Why AI workflows need governed data access

Tool calls let agents touch data. Business workflows need more: governed Projects, durable work product, attached datasources, approval gates, DDR, and audit trails over what agents create.

Agents executing real business workflows do not just ask questions. They inspect context, build ontology, write intermediate state, coordinate across runs, and eventually produce work that may need to be written back somewhere else.

That work needs a governed data access interface designed around the workflow. In Ekaya, the workflow starts as a Project.

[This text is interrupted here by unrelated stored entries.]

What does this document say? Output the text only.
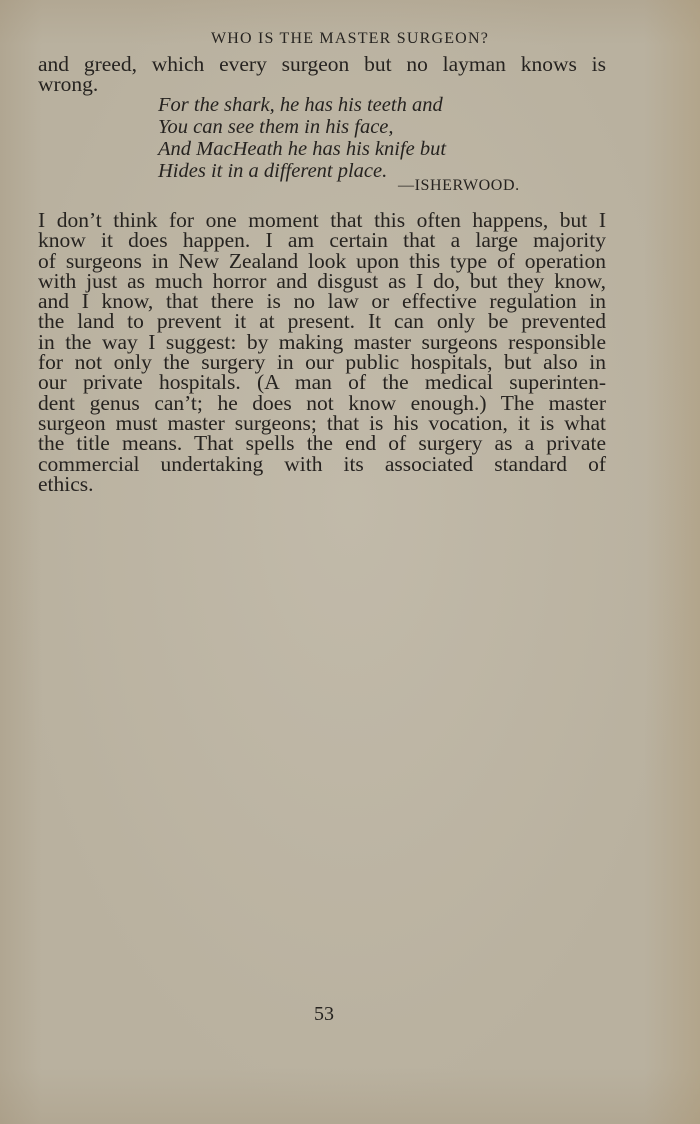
WHO IS THE MASTER SURGEON?
and greed, which every surgeon but no layman knows is
wrong.
For the shark, he has his teeth and
You can see them in his face,
And MacHeath he has his knife but
Hides it in a different place.
—ISHERWOOD.
I don’t think for one moment that this often happens, but I
know it does happen. I am certain that a large majority
of surgeons in New Zealand look upon this type of operation
with just as much horror and disgust as I do, but they know,
and I know, that there is no law or effective regulation in
the land to prevent it at present. It can only be prevented
in the way I suggest: by making master surgeons responsible
for not only the surgery in our public hospitals, but also in
our private hospitals. (A man of the medical superinten-
dent genus can’t; he does not know enough.) The master
surgeon must master surgeons; that is his vocation, it is what
the title means. That spells the end of surgery as a private
commercial undertaking with its associated standard of
ethics.
53
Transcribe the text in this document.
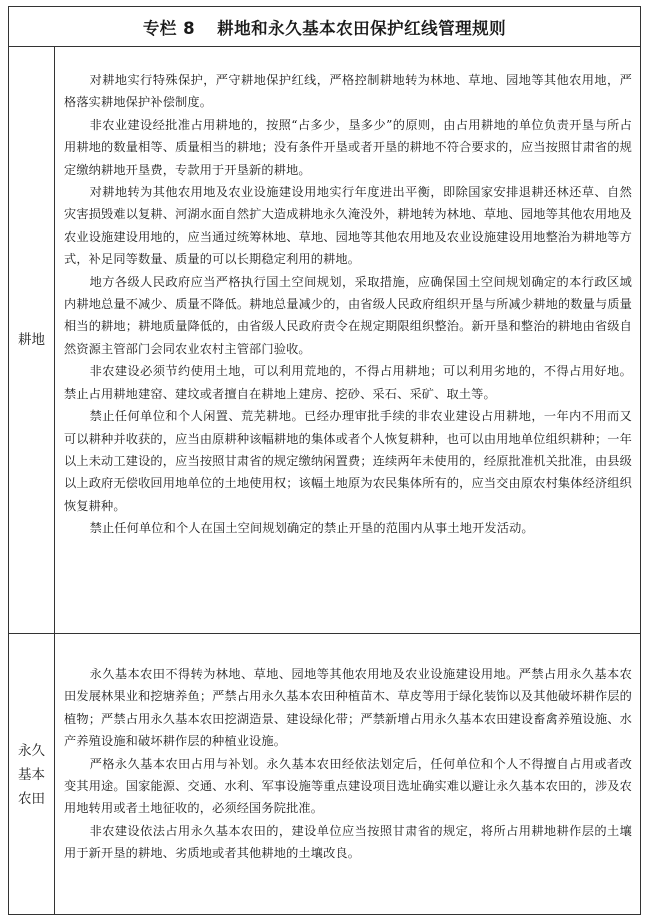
专栏 8 耕地和永久基本农田保护红线管理规则
耕地

对耕地实行特殊保护，严守耕地保护红线，严格控制耕地转为林地、草地、园地等其他农用地，严格落实耕地保护补偿制度。

非农业建设经批准占用耕地的，按照“占多少，垦多少”的原则，由占用耕地的单位负责开垦与所占用耕地的数量相等、质量相当的耕地；没有条件开垦或者开垦的耕地不符合要求的，应当按照甘肃省的规定缴纳耕地开垦费，专款用于开垦新的耕地。

对耕地转为其他农用地及农业设施建设用地实行年度进出平衡，即除国家安排退耕还林还草、自然灾害损毁难以复耕、河湖水面自然扩大造成耕地永久淹没外，耕地转为林地、草地、园地等其他农用地及农业设施建设用地的，应当通过统筹林地、草地、园地等其他农用地及农业设施建设用地整治为耕地等方式，补足同等数量、质量的可以长期稳定利用的耕地。

地方各级人民政府应当严格执行国土空间规划，采取措施，应确保国土空间规划确定的本行政区域内耕地总量不减少、质量不降低。耕地总量减少的，由省级人民政府组织开垦与所减少耕地的数量与质量相当的耕地；耕地质量降低的，由省级人民政府责令在规定期限组织整治。新开垦和整治的耕地由省级自然资源主管部门会同农业农村主管部门验收。

非农建设必须节约使用土地，可以利用荒地的，不得占用耕地；可以利用劣地的，不得占用好地。禁止占用耕地建窑、建坟或者擅自在耕地上建房、挖砂、采石、采矿、取土等。

禁止任何单位和个人闲置、荒芜耕地。已经办理审批手续的非农业建设占用耕地，一年内不用而又可以耕种并收获的，应当由原耕种该幅耕地的集体或者个人恢复耕种，也可以由用地单位组织耕种；一年以上未动工建设的，应当按照甘肃省的规定缴纳闲置费；连续两年未使用的，经原批准机关批准，由县级以上政府无偿收回用地单位的土地使用权；该幅土地原为农民集体所有的，应当交由原农村集体经济组织恢复耕种。

禁止任何单位和个人在国土空间规划确定的禁止开垦的范围内从事土地开发活动。

永久
基本
农田

永久基本农田不得转为林地、草地、园地等其他农用地及农业设施建设用地。严禁占用永久基本农田发展林果业和挖塘养鱼；严禁占用永久基本农田种植苗木、草皮等用于绿化装饰以及其他破坏耕作层的植物；严禁占用永久基本农田挖湖造景、建设绿化带；严禁新增占用永久基本农田建设畜禽养殖设施、水产养殖设施和破坏耕作层的种植业设施。

严格永久基本农田占用与补划。永久基本农田经依法划定后，任何单位和个人不得擅自占用或者改变其用途。国家能源、交通、水利、军事设施等重点建设项目选址确实难以避让永久基本农田的，涉及农用地转用或者土地征收的，必须经国务院批准。

非农建设依法占用永久基本农田的，建设单位应当按照甘肃省的规定，将所占用耕地耕作层的土壤用于新开垦的耕地、劣质地或者其他耕地的土壤改良。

The Project gives agents an isolation boundary, durable work product, and the datasources they need to read from or write to.

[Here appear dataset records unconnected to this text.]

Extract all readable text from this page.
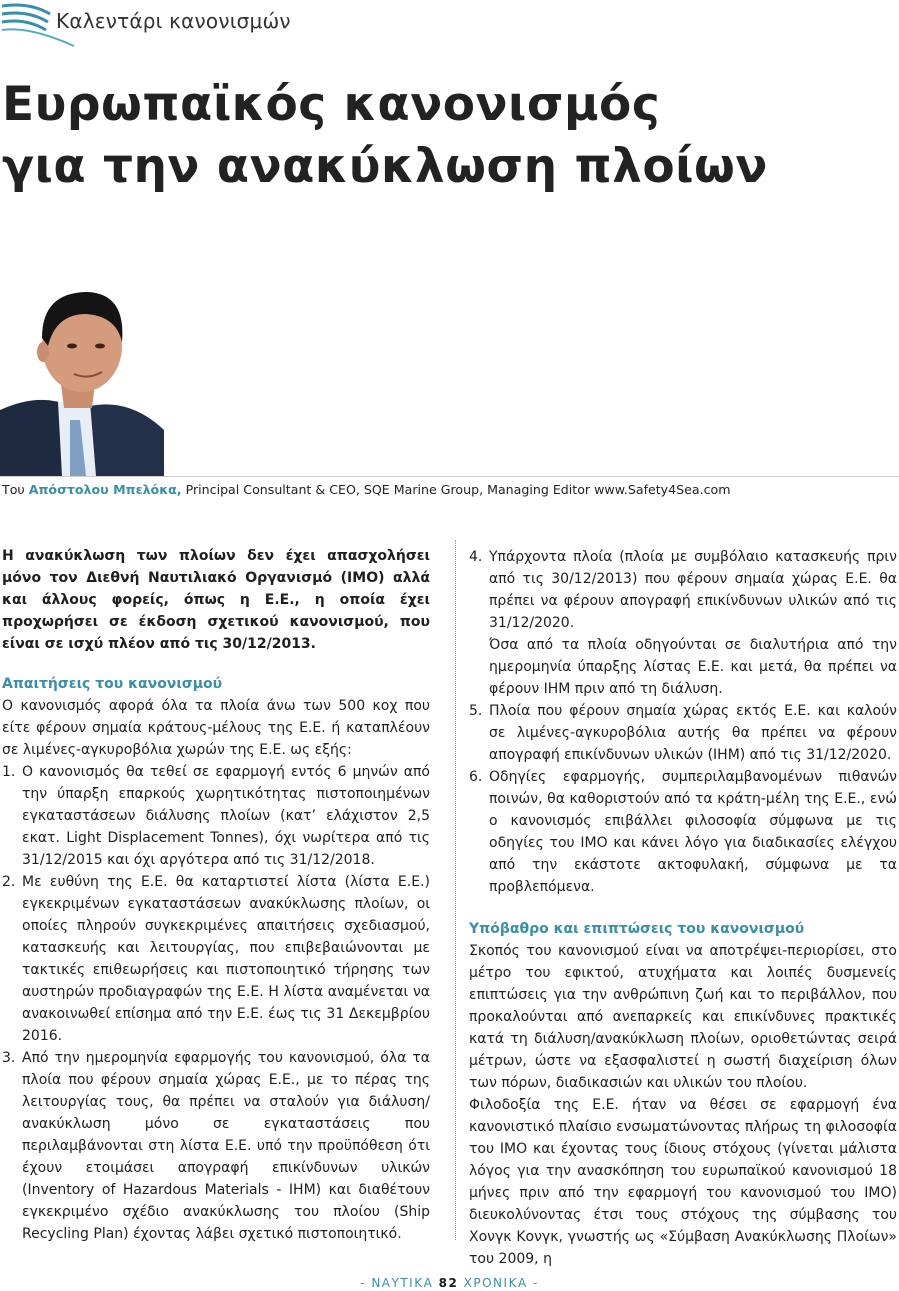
Καλεντάρι κανονισμών
Ευρωπαϊκός κανονισμός
για την ανακύκλωση πλοίων
Του Απόστολου Μπελόκα, Principal Consultant & CEO, SQE Marine Group, Managing Editor www.Safety4Sea.com

Η ανακύκλωση των πλοίων δεν έχει απασχολήσει μόνο τον Διεθνή Ναυτιλιακό Οργανισμό (IMO) αλλά και άλλους φορείς, όπως η Ε.Ε., η οποία έχει προχωρήσει σε έκδοση σχετικού κανονισμού, που είναι σε ισχύ πλέον από τις 30/12/2013.

Απαιτήσεις του κανονισμού

Ο κανονισμός αφορά όλα τα πλοία άνω των 500 κοχ που είτε φέρουν σημαία κράτους-μέλους της Ε.Ε. ή καταπλέουν σε λιμένες-αγκυροβόλια χωρών της Ε.Ε. ως εξής:

1. Ο κανονισμός θα τεθεί σε εφαρμογή εντός 6 μηνών από την ύπαρξη επαρκούς χωρητικότητας πιστοποιημένων εγκαταστάσεων διάλυσης πλοίων (κατ’ ελάχιστον 2,5 εκατ. Light Displacement Tonnes), όχι νωρίτερα από τις 31/12/2015 και όχι αργότερα από τις 31/12/2018.
2. Με ευθύνη της Ε.Ε. θα καταρτιστεί λίστα (λίστα Ε.Ε.) εγκεκριμένων εγκαταστάσεων ανακύκλωσης πλοίων, οι οποίες πληρούν συγκεκριμένες απαιτήσεις σχεδιασμού, κατασκευής και λειτουργίας, που επιβεβαιώνονται με τακτικές επιθεωρήσεις και πιστοποιητικό τήρησης των αυστηρών προδιαγραφών της Ε.Ε. Η λίστα αναμένεται να ανακοινωθεί επίσημα από την Ε.Ε. έως τις 31 Δεκεμβρίου 2016.
3. Από την ημερομηνία εφαρμογής του κανονισμού, όλα τα πλοία που φέρουν σημαία χώρας Ε.Ε., με το πέρας της λειτουργίας τους, θα πρέπει να σταλούν για διάλυση/ανακύκλωση μόνο σε εγκαταστάσεις που περιλαμβάνονται στη λίστα Ε.Ε. υπό την προϋπόθεση ότι έχουν ετοιμάσει απογραφή επικίνδυνων υλικών (Inventory of Hazardous Materials - IHM) και διαθέτουν εγκεκριμένο σχέδιο ανακύκλωσης του πλοίου (Ship Recycling Plan) έχοντας λάβει σχετικό πιστοποιητικό.
4. Υπάρχοντα πλοία (πλοία με συμβόλαιο κατασκευής πριν από τις 30/12/2013) που φέρουν σημαία χώρας Ε.Ε. θα πρέπει να φέρουν απογραφή επικίνδυνων υλικών από τις 31/12/2020.

Όσα από τα πλοία οδηγούνται σε διαλυτήρια από την ημερομηνία ύπαρξης λίστας Ε.Ε. και μετά, θα πρέπει να φέρουν IHM πριν από τη διάλυση.

5. Πλοία που φέρουν σημαία χώρας εκτός Ε.Ε. και καλούν σε λιμένες-αγκυροβόλια αυτής θα πρέπει να φέρουν απογραφή επικίνδυνων υλικών (IHM) από τις 31/12/2020.
6. Οδηγίες εφαρμογής, συμπεριλαμβανομένων πιθανών ποινών, θα καθοριστούν από τα κράτη-μέλη της Ε.Ε., ενώ ο κανονισμός επιβάλλει φιλοσοφία σύμφωνα με τις οδηγίες του IMO και κάνει λόγο για διαδικασίες ελέγχου από την εκάστοτε ακτοφυλακή, σύμφωνα με τα προβλεπόμενα.

Υπόβαθρο και επιπτώσεις του κανονισμού

Σκοπός του κανονισμού είναι να αποτρέψει-περιορίσει, στο μέτρο του εφικτού, ατυχήματα και λοιπές δυσμενείς επιπτώσεις για την ανθρώπινη ζωή και το περιβάλλον, που προκαλούνται από ανεπαρκείς και επικίνδυνες πρακτικές κατά τη διάλυση/ανακύκλωση πλοίων, οριοθετώντας σειρά μέτρων, ώστε να εξασφαλιστεί η σωστή διαχείριση όλων των πόρων, διαδικασιών και υλικών του πλοίου.

Φιλοδοξία της Ε.Ε. ήταν να θέσει σε εφαρμογή ένα κανονιστικό πλαίσιο ενσωματώνοντας πλήρως τη φιλοσοφία του IMO και έχοντας τους ίδιους στόχους (γίνεται μάλιστα λόγος για την ανασκόπηση του ευρωπαϊκού κανονισμού 18 μήνες πριν από την εφαρμογή του κανονισμού του IMO) διευκολύνοντας έτσι τους στόχους της σύμβασης του Χονγκ Κονγκ, γνωστής ως «Σύμβαση Ανακύκλωσης Πλοίων» του 2009, η

- ΝΑΥΤΙΚΑ 82 ΧΡΟΝΙΚΑ -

The Project is the unit of governance

A human admin creates the Project when a workflow needs governed agent access to data. Permissions, approvals, audit trails, and deployment choices all attach to that Project instead of being scattered across one-off tools.

The Project is where agents work

A Project has Postgres-compatible storage for scratchpad state, workflow state, schema, ontology, and durable work product. The admin governs and approves what changes become part of the workflow.

Datasources stay attached, not absorbed

Datasources are the external databases and artifacts agents need for the workflow. Their ontology often lives outside Ekaya, so a human SME may need to answer domain questions. Ekaya does not replace those systems; it gives agents a governed access boundary around them.

Deployment follows residency

Some Projects can run in Ekaya's cloud where the customer boundary permits it. Others need Ekaya Engine because the workflow data must stay inside the customer boundary. That is a data-residency decision, not a separate product story.